Is there a more closed-minded creature in discovered space than a young left-winger in command of a Twitter account?
Last week, the British Conservative Party marked the anniversary of Winston Churchill’s death with a respectful, if slightly bland, tweet. It drew a response from a 24-year-old member of the Scottish Parliament called Ross Greer, who sits for the Green Party: “Once again for the people in the back: Churchill. Was. A. White. Supremacist. Mass. Murderer.”
In the controversy that followed, the TV presenter Piers Morgan, defending Churchill, became so angry that he achieved the extraordinary feat of making Greer look the more reasonable of the two. The Green politician’s provocative tweet thus ended up nudging the dial, however marginally, in an anti-Churchill direction.
It is true that Churchill is seen in a more nuanced way in his home country than he is in the United States. Americans, in my experience, tend to regard the cigar-chomping aristocrat with uncomplicated reverence — possibly because they never had to deal with his domestic policies. In Britain, while he is naturally popular — a TV poll recently proclaimed him the greatest Briton ever — he is also acknowledged to have made mistakes.
Unsurprisingly, it is the American view that dominates popular culture, largely for commercial reasons. Consider, to pluck an almost random example, the 2010 movie “The King’s Speech.” Although it was produced in Britain, it was made with an eye on the American market. It therefore had to tweak events so as to magnify Churchill’s importance (he was, in the late 1930s, seen as a washed-up, untrustworthy, and marginal figure) and iron out his mistakes (he is shown as being skeptical about the Nazi-leaning Edward VIII, when in reality he was wildly supportive).
Churchill’s elevation naturally makes him a target for the thrill-seeking Left. Any idiot, after all, can have a go at, say, Jefferson Davis or Rudyard Kipling. If you want real status in “woke” circles, you need to go after bigger game: Thomas Jefferson, Abraham Lincoln, Lord Nelson. Churchill is the biggest trophy of all: Criticizing him feels almost like lese-majeste.
The detractors don’t focus on Churchill’s actual flaws — of which, being human, he had his share. Man is fallen, and Churchill could be selfish, vain, inconsiderate, and sly. But pointing out his imperfections is no fun at all. The real kudos lies in shouting, “Racist!”
If I were trying to draw up a charge sheet against Churchill, I would include the following: his defection to and back from the Liberal Party for nakedly careerist reasons (“ratting and re-ratting” as he himself put it); his responsibility for the Dardanelles disaster of 1915, one of the most badly bungled operations in a conflict full of bungling; his decision, as chancellor of the exchequer in 1925, to rejoin the Gold Standard at the pre-war rate, thus precipitating a sharp recession; and the dismal failure of his second ministry after 1951, when he was no longer fully capable but wouldn’t stand aside.
Don’t get me wrong: A defense can be made of Churchill in each of these instances.

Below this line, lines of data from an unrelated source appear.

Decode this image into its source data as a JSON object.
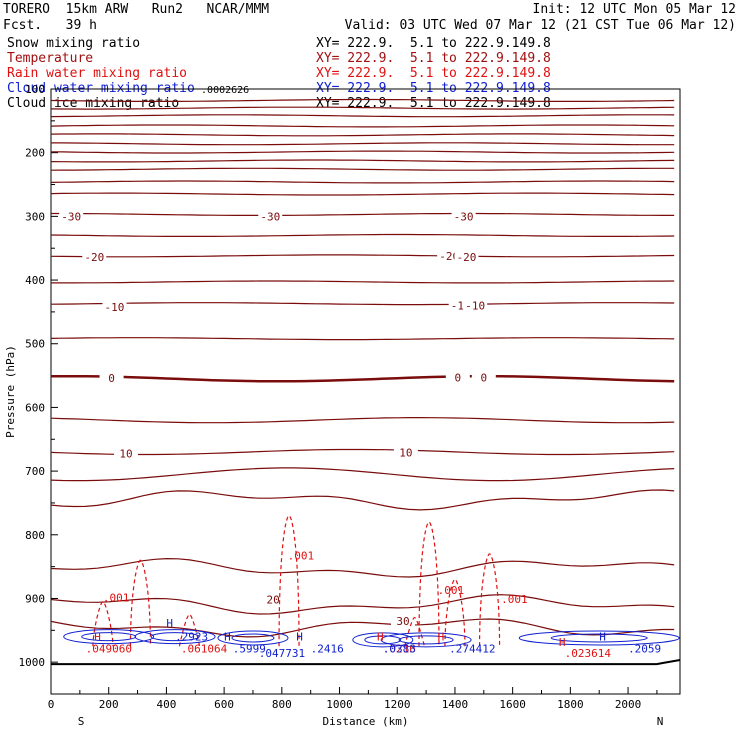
{
  "header": {
    "model": "TORERO  15km ARW   Run2   NCAR/MMM",
    "init": "Init: 12 UTC Mon 05 Mar 12",
    "fcst": "Fcst.   39 h",
    "valid": "Valid: 03 UTC Wed 07 Mar 12 (21 CST Tue 06 Mar 12)"
  },
  "legend": [
    {
      "name": "Snow mixing ratio",
      "xy": "XY= 222.9.  5.1 to 222.9.149.8",
      "color": "#000000"
    },
    {
      "name": "Temperature",
      "xy": "XY= 222.9.  5.1 to 222.9.149.8",
      "color": "#a01010"
    },
    {
      "name": "Rain water mixing ratio",
      "xy": "XY= 222.9.  5.1 to 222.9.149.8",
      "color": "#e01010"
    },
    {
      "name": "Cloud water mixing ratio",
      "xy": "XY= 222.9.  5.1 to 222.9.149.8",
      "color": "#1020d0"
    },
    {
      "name": "Cloud ice mixing ratio",
      "xy": "XY= 222.9.  5.1 to 222.9.149.8",
      "color": "#000000"
    }
  ],
  "chart_data": {
    "type": "line",
    "xlabel": "Distance (km)",
    "ylabel": "Pressure (hPa)",
    "xlim": [
      0,
      2180
    ],
    "ylim": [
      1050,
      100
    ],
    "x_ticks": [
      0,
      200,
      400,
      600,
      800,
      1000,
      1200,
      1400,
      1600,
      1800,
      2000
    ],
    "y_ticks": [
      100,
      200,
      300,
      400,
      500,
      600,
      700,
      800,
      900,
      1000
    ],
    "x_end_labels": {
      "left": "S",
      "right": "N"
    },
    "temperature_isotherms": {
      "color": "#7a0c0c",
      "levels_p": [
        118,
        130,
        142,
        158,
        172,
        186,
        199,
        213,
        226,
        246,
        265,
        297,
        330,
        362,
        403,
        437,
        492,
        555,
        620,
        670,
        705,
        745,
        853,
        910,
        945
      ],
      "labels": [
        {
          "text": "-30",
          "x": 70,
          "p": 300
        },
        {
          "text": "-30",
          "x": 760,
          "p": 300
        },
        {
          "text": "-30",
          "x": 1430,
          "p": 300
        },
        {
          "text": "-20",
          "x": 150,
          "p": 364
        },
        {
          "text": "-20",
          "x": 1380,
          "p": 362
        },
        {
          "text": "-20",
          "x": 1440,
          "p": 364
        },
        {
          "text": "-10",
          "x": 220,
          "p": 442
        },
        {
          "text": "-10",
          "x": 1420,
          "p": 440
        },
        {
          "text": "-10",
          "x": 1470,
          "p": 440
        },
        {
          "text": "0",
          "x": 210,
          "p": 554
        },
        {
          "text": "0",
          "x": 1410,
          "p": 553
        },
        {
          "text": "0",
          "x": 1500,
          "p": 553
        },
        {
          "text": "10",
          "x": 260,
          "p": 672
        },
        {
          "text": "10",
          "x": 1230,
          "p": 671
        },
        {
          "text": "20",
          "x": 770,
          "p": 902
        },
        {
          "text": "30",
          "x": 1220,
          "p": 935
        }
      ]
    },
    "rain_contour_labels": [
      {
        "text": ".001",
        "x": 180,
        "p": 905
      },
      {
        "text": ".001",
        "x": 820,
        "p": 839
      },
      {
        "text": ".001",
        "x": 1340,
        "p": 893
      },
      {
        "text": ".001",
        "x": 1560,
        "p": 907
      },
      {
        "text": ".049060",
        "x": 120,
        "p": 985
      },
      {
        "text": ".061064",
        "x": 450,
        "p": 985
      },
      {
        "text": ".023614",
        "x": 1780,
        "p": 992
      },
      {
        "text": ".0216",
        "x": 1150,
        "p": 985
      }
    ],
    "cloud_water_labels": [
      {
        "text": ".2923",
        "x": 430,
        "p": 966
      },
      {
        "text": ".5999",
        "x": 630,
        "p": 985
      },
      {
        "text": ".047731",
        "x": 720,
        "p": 992
      },
      {
        "text": ".2416",
        "x": 900,
        "p": 985
      },
      {
        "text": ".0383",
        "x": 1150,
        "p": 985
      },
      {
        "text": ".274412",
        "x": 1380,
        "p": 985
      },
      {
        "text": ".2059",
        "x": 2000,
        "p": 985
      }
    ],
    "highs": [
      {
        "text": "H",
        "x": 150,
        "p": 966,
        "color": "#e01010"
      },
      {
        "text": "H",
        "x": 400,
        "p": 945,
        "color": "#1020d0"
      },
      {
        "text": "H",
        "x": 600,
        "p": 966,
        "color": "#1020d0"
      },
      {
        "text": "H",
        "x": 850,
        "p": 966,
        "color": "#1020d0"
      },
      {
        "text": "H",
        "x": 1130,
        "p": 966,
        "color": "#e01010"
      },
      {
        "text": "H",
        "x": 1340,
        "p": 966,
        "color": "#e01010"
      },
      {
        "text": "H",
        "x": 1760,
        "p": 975,
        "color": "#e01010"
      },
      {
        "text": "H",
        "x": 1900,
        "p": 966,
        "color": "#1020d0"
      }
    ],
    "snow_label": {
      "text": ".0002626",
      "x": 520,
      "p": 106
    }
  }
}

But most of his biographers (who now number over 1,200) at least allow that there is a case to be made.
These, however, are not the grounds on which he is attacked by the likes of Greer. Rather, he is condemned in the lazy, predictable, and vicious manner that the contemporary Left has made its own.
Churchill wrote some nasty things about Muslims; he had little sympathy for the displaced indigenous populations of Australia and North America; he opposed Indian independence; he was rude about Gandhi, whom he described as “a seditious Middle Temple lawyer, now posing as a fakir of a type well known in the East”. (Naturally, Churchill’s detractors rarely apply a similar test to Gandhi, who also reflected the prejudices of his generation — holding, for example, that black Africans were indolent.)
“The study of the past with one eye upon the present is the source of all sins and sophistries in history,” wrote the great Cambridge historian Herbert Butterfield. “It is the essence of what we mean by the word ‘unhistorical’.”
What is so striking here, though, is not the lack of perspective, but the sheer arrogance. When some self-righteous mediocrity condemns a past hero for holding the opinions of his age, he is really flaunting his own imagined moral superiority. He is saying, in effect, “I can spot something that the rest of you have overlooked, because I am so sensitive.”
Oh dear, Mr. Greer. You really think Churchill was a mass murdering white supremacist? Just wait till someone tells you about the guy he beat.